The record label’s owners, the three Gold brothers, are on the verge of despair when suddenly they receive, like a message in a bottle, a mysterious rap mixtape by an unknown emcee named Kong.
With their secretary, Faye Wellington, the brothers pile into their Volvo and speed to the source of this powerful new sound — the South Bronx.
So begins a new musical theater production of “King Kong” — created for SummerStage, the free outdoor performance series — which transports the classic monster movie from Skull Island to the South Bronx and trades a towering beast for a hip-hop prodigy.
“We do not have a 25-foot-tall gorilla in the show; we have a person,” said Alfred Preisser, the show’s co-creator and a longtime New York theater director. “And he represents genius, a life force, a new consciousness that is going to take over the world.”
The play, which heads to St. Mary’s Park Tuesday evening, wrestles with some weighty issues — the film versions of “King Kong” are notoriously laced with racist undertones, where a black beast preys on a white woman; and the early story of hip-hop, where Jewish record executives, like the fictional Gold brothers, profited from the work of black artists, is considered by some to be a tale of exploitation.
The answer for Preisser and co-creator Randy Weiner, a successful producer of nontraditional theater and cabaret, was to remix all these knotty identity issues by switching the story’s setting and characters, then to pull the rug out from under it all with comedy, said Freedome Bradley, SummerStage's director of theater programs, who helped produced the show.
“It allows you to examine race, sex and gender without wagging your finger,” Bradley said.
Weiner, in particular, drew on his own experiences.
He once worked at Loud Records, a pioneering hip-hop label that released albums by the Wu-Tang Clan and Dead Prez, which happened to be run by “three Jewish guys from Long Island,” Weiner said.
“People who haven’t been there think it’s some epic battle between the Jewish owners and the black artists,” Weiner explained. “But when you’re there, you’re all on the same team, just trying to make a hit record.”

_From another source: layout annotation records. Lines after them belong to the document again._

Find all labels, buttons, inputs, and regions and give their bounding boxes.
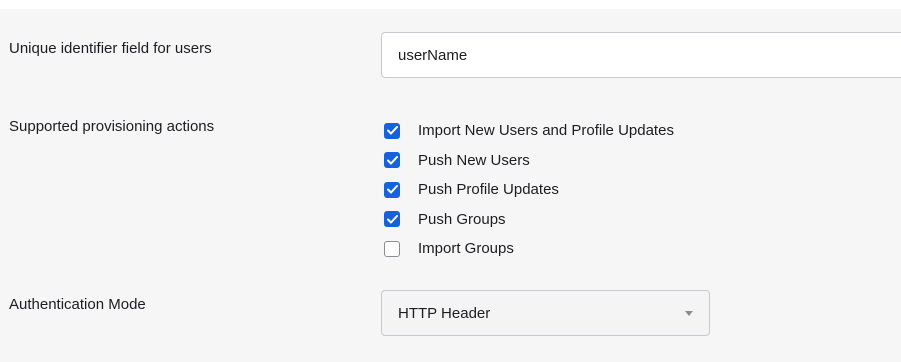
check-icon bbox=[386, 185, 398, 194]
check-icon bbox=[386, 214, 398, 224]
action-label: Push New Users bbox=[418, 151, 530, 169]
checkbox-import-new-users[interactable] bbox=[384, 122, 400, 139]
provisioning-actions-label: Supported provisioning actions bbox=[9, 118, 215, 135]
checkbox-import-groups[interactable] bbox=[384, 240, 400, 257]
provisioning-actions-list: Import New Users and Profile Updates Pus… bbox=[384, 116, 674, 264]
action-label: Import Groups bbox=[418, 240, 514, 258]
action-import-groups[interactable]: Import Groups bbox=[384, 234, 674, 264]
action-push-new-users[interactable]: Push New Users bbox=[384, 146, 674, 176]
action-import-new-users[interactable]: Import New Users and Profile Updates bbox=[384, 116, 674, 146]
action-label: Push Profile Updates bbox=[418, 181, 559, 199]
action-push-profile-updates[interactable]: Push Profile Updates bbox=[384, 175, 674, 205]
authentication-mode-label: Authentication Mode bbox=[9, 296, 146, 313]
action-push-groups[interactable]: Push Groups bbox=[384, 205, 674, 235]
checkbox-push-new-users[interactable] bbox=[384, 152, 400, 169]
checkbox-push-profile-updates[interactable] bbox=[384, 181, 400, 198]
authentication-mode-value: HTTP Header bbox=[398, 304, 491, 322]
check-icon bbox=[386, 126, 398, 135]
unique-identifier-input[interactable] bbox=[381, 32, 901, 78]
check-icon bbox=[386, 155, 398, 165]
caret-down-icon bbox=[683, 307, 695, 319]
action-label: Push Groups bbox=[418, 210, 506, 228]
checkbox-push-groups[interactable] bbox=[384, 211, 400, 228]
action-label: Import New Users and Profile Updates bbox=[418, 122, 674, 140]
authentication-mode-select[interactable]: HTTP Header bbox=[381, 290, 710, 336]
unique-identifier-label: Unique identifier field for users bbox=[9, 40, 212, 57]
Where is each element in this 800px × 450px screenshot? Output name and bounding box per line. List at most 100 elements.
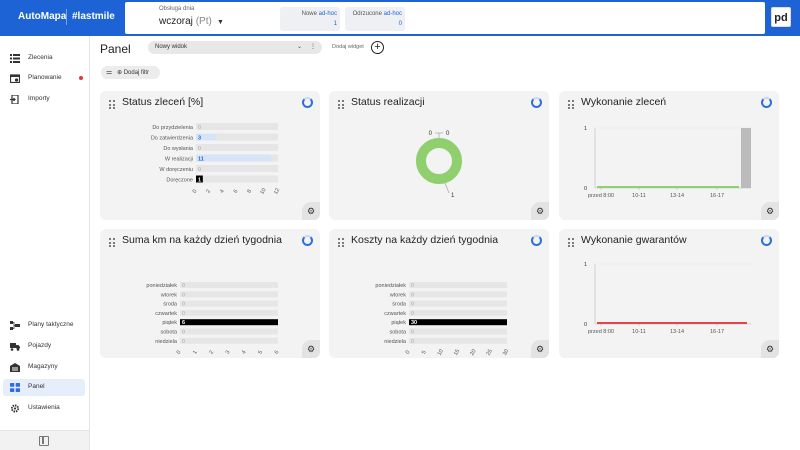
bar-track	[409, 328, 507, 335]
sidebar-item-ustawienia[interactable]: Ustawienia	[3, 400, 85, 417]
sidebar-item-magazyny[interactable]: Magazyny	[3, 359, 85, 376]
x-tick-label: 5	[257, 350, 264, 356]
data-label: 0	[182, 330, 185, 336]
widget-settings-icon[interactable]: ⚙	[761, 340, 779, 358]
widget-settings-icon[interactable]: ⚙	[761, 202, 779, 220]
x-tick-label: przed 8:00	[588, 329, 614, 335]
data-label: 0	[182, 283, 185, 289]
refresh-icon[interactable]	[531, 235, 542, 246]
chart-koszty: poniedziałek 0 wtorek 0 środa 0 czwartek 0 piąte…	[375, 282, 510, 357]
bar-track	[409, 282, 507, 288]
brand-name[interactable]: AutoMapa	[18, 11, 66, 22]
bar	[180, 319, 278, 326]
data-label: 1	[451, 193, 455, 199]
plans-icon	[10, 321, 20, 330]
y-tick-label: poniedziałek	[375, 283, 406, 289]
sidebar-item-label: Ustawienia	[28, 404, 60, 411]
drag-handle-icon[interactable]	[568, 100, 574, 109]
add-widget-button[interactable]: +	[371, 41, 384, 54]
x-tick-label: przed 8:00	[588, 193, 614, 199]
sidebar-item-pojazdy[interactable]: Pojazdy	[3, 338, 85, 355]
y-tick-label: Doręczone	[166, 178, 193, 184]
data-label: 0	[182, 339, 185, 345]
y-tick-label: sobota	[389, 330, 406, 336]
x-tick-label: 0	[176, 350, 183, 356]
drag-handle-icon[interactable]	[109, 238, 115, 247]
date-select[interactable]: wczoraj (Pt)	[159, 16, 212, 27]
widget-settings-icon[interactable]: ⚙	[531, 202, 549, 220]
data-label: 0	[411, 311, 414, 317]
user-logo[interactable]: pd	[771, 7, 791, 27]
add-filter-button[interactable]: ⚌ ⊕ Dodaj filtr	[101, 66, 160, 79]
bar	[196, 154, 272, 162]
y-tick-label: 0	[584, 186, 587, 192]
sidebar-item-label: Magazyny	[28, 363, 58, 370]
chart-suma-km: poniedziałek 0 wtorek 0 środa 0 czwartek 0 piąte…	[146, 282, 280, 356]
bar-track	[196, 123, 278, 130]
stat-rejected-adhoc[interactable]: Odrzucone ad-hoc 0	[345, 7, 405, 31]
sidebar-item-label: Plany taktyczne	[28, 321, 74, 328]
page-title: Panel	[100, 42, 131, 56]
import-icon	[10, 95, 19, 104]
data-label: 0	[198, 146, 201, 152]
bar-track	[196, 175, 278, 183]
drag-handle-icon[interactable]	[109, 100, 115, 109]
sidebar-item-planowanie[interactable]: Planowanie	[3, 70, 85, 87]
data-label: 0	[182, 292, 185, 298]
y-tick-label: czwartek	[155, 311, 177, 317]
widget-koszty: Koszty na każdy dzień tygodnia poniedzia…	[329, 229, 549, 358]
sidebar-item-plany-taktyczne[interactable]: Plany taktyczne	[3, 317, 85, 334]
y-tick-label: wtorek	[160, 292, 177, 298]
more-options-icon[interactable]: ⋮	[310, 43, 316, 50]
stat-tag: ad-hoc	[383, 11, 402, 17]
refresh-icon[interactable]	[531, 97, 542, 108]
notification-dot	[79, 76, 83, 80]
drag-handle-icon[interactable]	[338, 238, 344, 247]
data-label: 0	[198, 125, 201, 131]
y-tick-label: 0	[584, 322, 587, 328]
sidebar-item-importy[interactable]: Importy	[3, 91, 85, 108]
caret-down-icon[interactable]: ▼	[217, 19, 224, 26]
sidebar-item-label: Pojazdy	[28, 342, 52, 349]
bar-track	[180, 309, 278, 316]
dashboard-icon	[10, 383, 20, 392]
y-tick-label: środa	[163, 302, 178, 308]
x-tick-label: 4	[219, 189, 226, 195]
gear-icon	[10, 404, 20, 413]
chart-status-zlecen: Do przydzielenia 0 Do zatwierdzenia 3 Do wys…	[151, 123, 281, 196]
view-select[interactable]: Nowy widok ⌄ ⋮	[148, 41, 322, 54]
drag-handle-icon[interactable]	[568, 238, 574, 247]
x-tick-label: 6	[233, 189, 240, 195]
brand-divider	[66, 9, 67, 25]
sidebar: Zlecenia Planowanie Importy Plany taktyc…	[0, 36, 90, 450]
collapse-sidebar-icon[interactable]	[39, 436, 49, 446]
y-tick-label: piątek	[162, 320, 177, 326]
add-filter-label: ⊕ Dodaj filtr	[117, 70, 150, 76]
bar	[741, 128, 751, 188]
refresh-icon[interactable]	[761, 97, 772, 108]
sidebar-item-label: Planowanie	[28, 74, 62, 81]
truck-icon	[10, 343, 20, 351]
sidebar-item-zlecenia[interactable]: Zlecenia	[3, 50, 85, 67]
drag-handle-icon[interactable]	[338, 100, 344, 109]
widget-settings-icon[interactable]: ⚙	[302, 340, 320, 358]
bar-track	[409, 337, 507, 344]
x-tick-label: 2	[208, 350, 215, 356]
refresh-icon[interactable]	[302, 97, 313, 108]
y-tick-label: niedziela	[384, 339, 407, 345]
x-tick-label: 10	[259, 187, 267, 195]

Weiner also, in the early 90s, created a hip-hop remake of Shakespeare’s “Twelfth Night,” called “Club 12,” which starred a not-yet-famous Wyclef Jean and Lauryn Hill.
Because this “King Kong” was designed for SummerStage, where audiences sit outside and may stumble across the shows while passing through the park, the creators decided it must be crammed with music, action and laughs in order to catch and keep the audience’s interest.
That challenge, it turned out, suits both men just fine.
“Sometimes you can’t express yourself honestly in traditional theater,” said Preisser, who was The Classical Theatre of Harlem’s founding artistic director. “There’s a certain kind of etiquette.”
“But theater in the park,” he said, “doesn’t have to be polite.”
"King Kong" will be performed at St. Mary's Park on August 6, 7 and 10 at 8 p.m. The free show is outdoors and contains some adult language.